The president deserves some blame for a state of affairs where a fugitive from American justice has more credibility than the agency that helps keep us safe. From the start, Obama’s been desultory in his efforts to bring Snowden back, and when the NSA monitoring of leaders like Angela Merkel emerged, instead of noting that everyone does it (a French cabinet minister lamented only that France does not have the technical capabilities America does), he started another apology tour.

The irony here is two-fold: First, President Obama’s refusal to defend his intelligence operatives stands in stark contrast to all the criticism after 9/11 about how our intel agencies “connect the dots.” Now people are complaining because we’re collecting the dots. Which you would think a liberal president would understand is the key to preventing war, by using good information to prevent attacks before they happen.

Second, members from both parties on the House and Senate intel committees have been more steadfast defenders of the president’s intel policies and the NSA than the president himself. Just last week, the Senate intel committee affirmed the NSA’s ability to collect phone calls of Americans, albeit with restrictions on how they can use the data.

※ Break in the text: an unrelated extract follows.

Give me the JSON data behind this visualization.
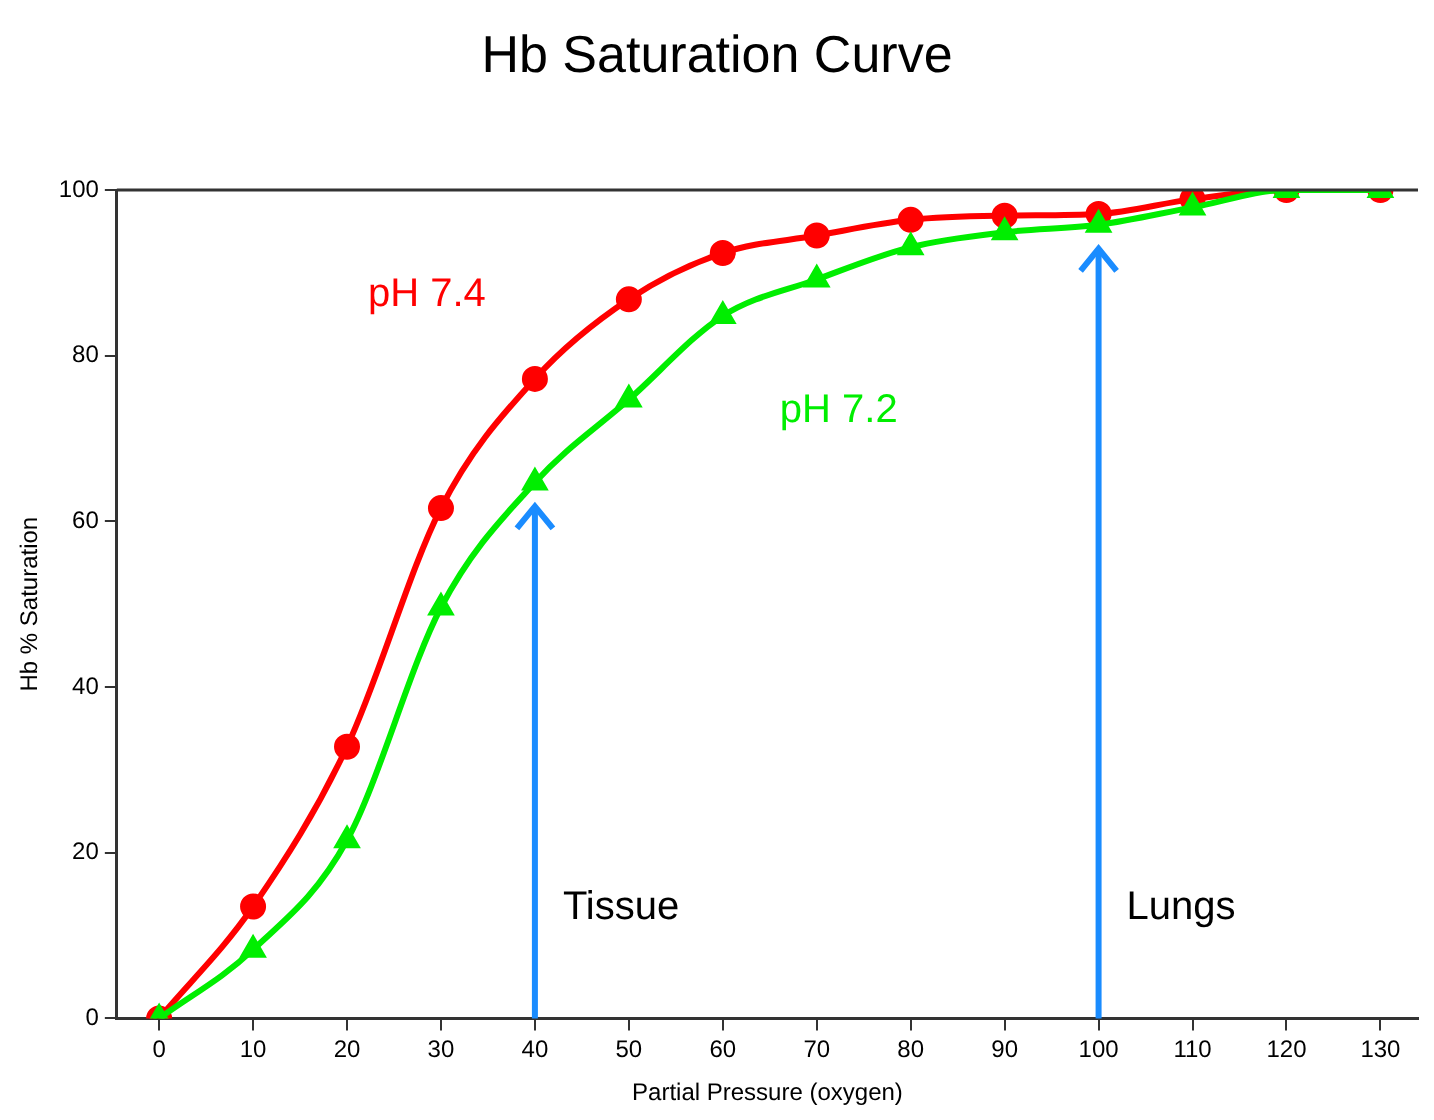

When he was running for office in 2008, then-Sen. Obama claimed the Iraq invasion was based on “unconvincing intelligence” and vowed that as president he would “strengthen our intelligence” to “better collect and analyze information” so we could carry out operations to disrupt terrorist plots and break up terrorist networks.

Note to Obama: A president who wants good intel must defend the men and women who are getting it to him in the face of disinformation and attacks.